Another fun book I read this summer is This Book Is Overdue! How Librarians and Cybrarians Will Save Us All, by Marilyn Johnson.
Are librarians still necessary in the age of Google? When so much information streams directly into our homes, do we still need public libraries? Marilyn Johnson answers these questions with a resounding yes, and yes, more than ever.
Johnson brushes away dusty stereotypes of shush-ing schoolmarms in sensible shoes, and introduces readers to the new breed of librarian. Apparently they're all much younger than me and have tattoos, but the age differences won't matter. Contemporary public librarians are technologically savvy, networked to databases and online communities around the globe, fiercely dedicated to intellectual freedom, and committed to the public library as a free, public information resource and community centre.
In this book, you'll learn some library history, meet a sampling of the zillions of blogging librarians, peek inside the updated New York Public Library, meet radical librarians enabling public protest, and discover how librarians are protecting your intellectual freedom every day.
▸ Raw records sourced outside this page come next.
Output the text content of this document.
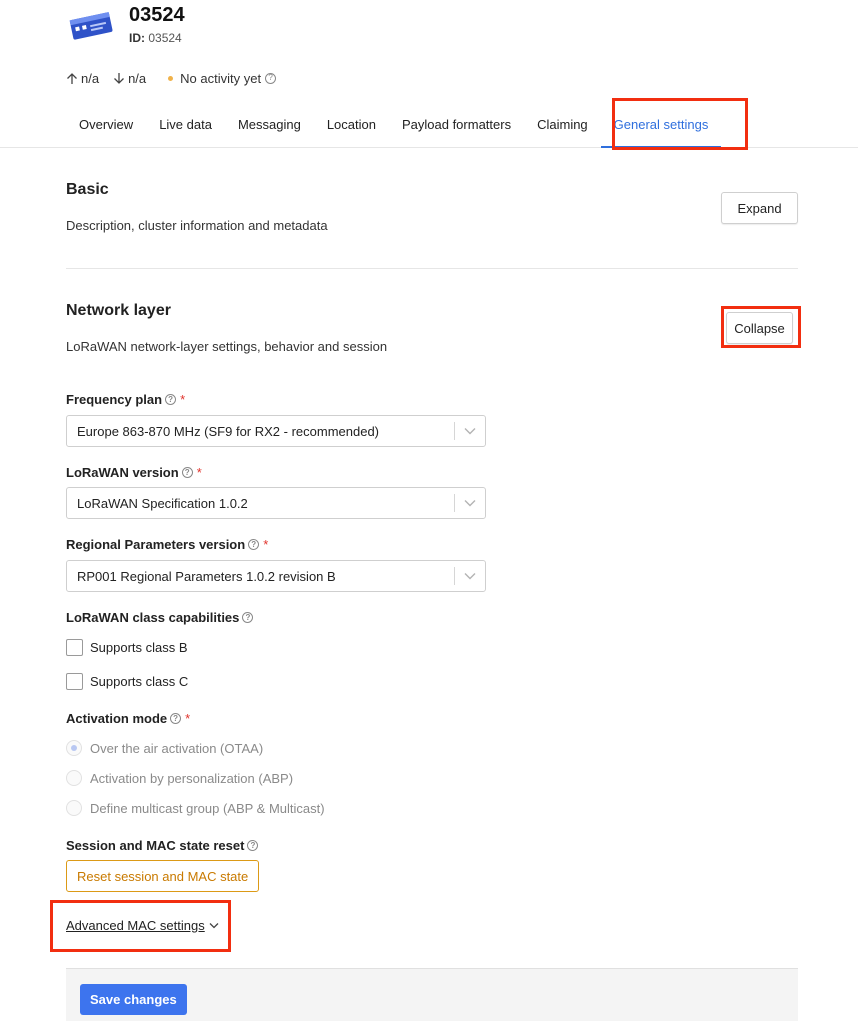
03524
ID: 03524
n/a n/a	No activity yet ?
Overview	Live data	Messaging	Location	Payload formatters	Claiming	General settings
Basic
Description, cluster information and metadata
Expand
Network layer
LoRaWAN network-layer settings, behavior and session
Collapse
Frequency plan ? *
Europe 863-870 MHz (SF9 for RX2 - recommended)
LoRaWAN version ? *
LoRaWAN Specification 1.0.2
Regional Parameters version ? *
RP001 Regional Parameters 1.0.2 revision B
LoRaWAN class capabilities ?
Supports class B
Supports class C
Activation mode ? *
Over the air activation (OTAA)
Activation by personalization (ABP)
Define multicast group (ABP & Multicast)
Session and MAC state reset ?
Reset session and MAC state
Advanced MAC settings
Save changes
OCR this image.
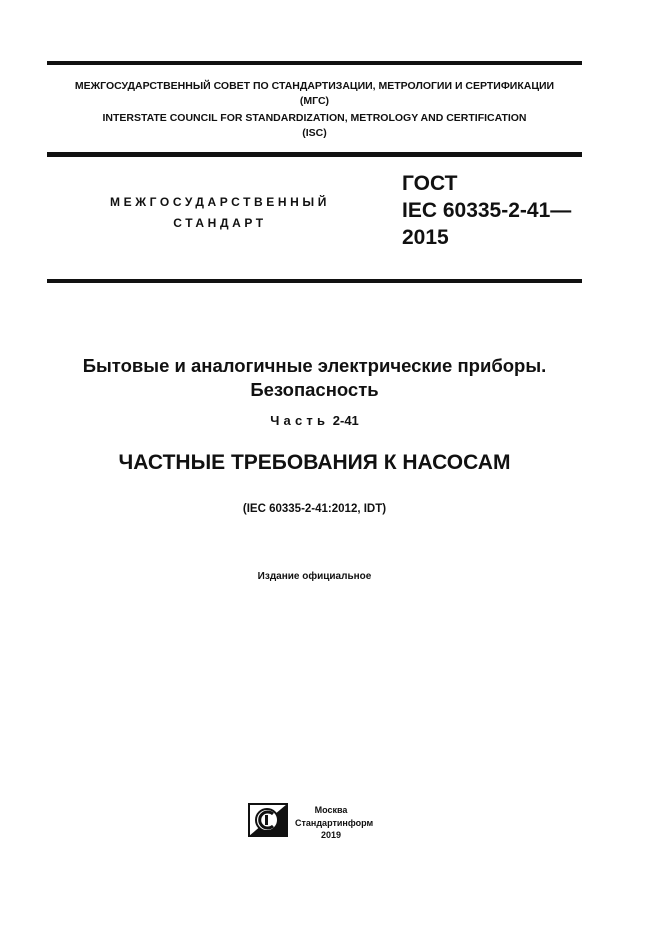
МЕЖГОСУДАРСТВЕННЫЙ СОВЕТ ПО СТАНДАРТИЗАЦИИ, МЕТРОЛОГИИ И СЕРТИФИКАЦИИ
(МГС)
INTERSTATE COUNCIL FOR STANDARDIZATION, METROLOGY AND CERTIFICATION
(ISC)
МЕЖГОСУДАРСТВЕННЫЙ
СТАНДАРТ
ГОСТ
IEC 60335-2-41—
2015
Бытовые и аналогичные электрические приборы.
Безопасность
Часть 2-41
ЧАСТНЫЕ ТРЕБОВАНИЯ К НАСОСАМ
(IEC 60335-2-41:2012, IDT)
Издание официальное
Москва
Стандартинформ
2019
Pack-rats everywhere will appreciate the chapter on archivists - how they find, protect and preserve the raw materials of history.
What happens when librarians and civilian Googlers face off - who can collect more and better information? You'll have to read to find out. Johnson has a breezy, accessible writing style, and her deep appreciation for her subject material infuses every page.
My only issue with this book was much of the material wasn't new to me - but that's only because I've been thinking, reading and analyzing the role of librarians in our society for at least a year now. If you love libraries and ever find yourself defending our need for them, you'll want to read this book.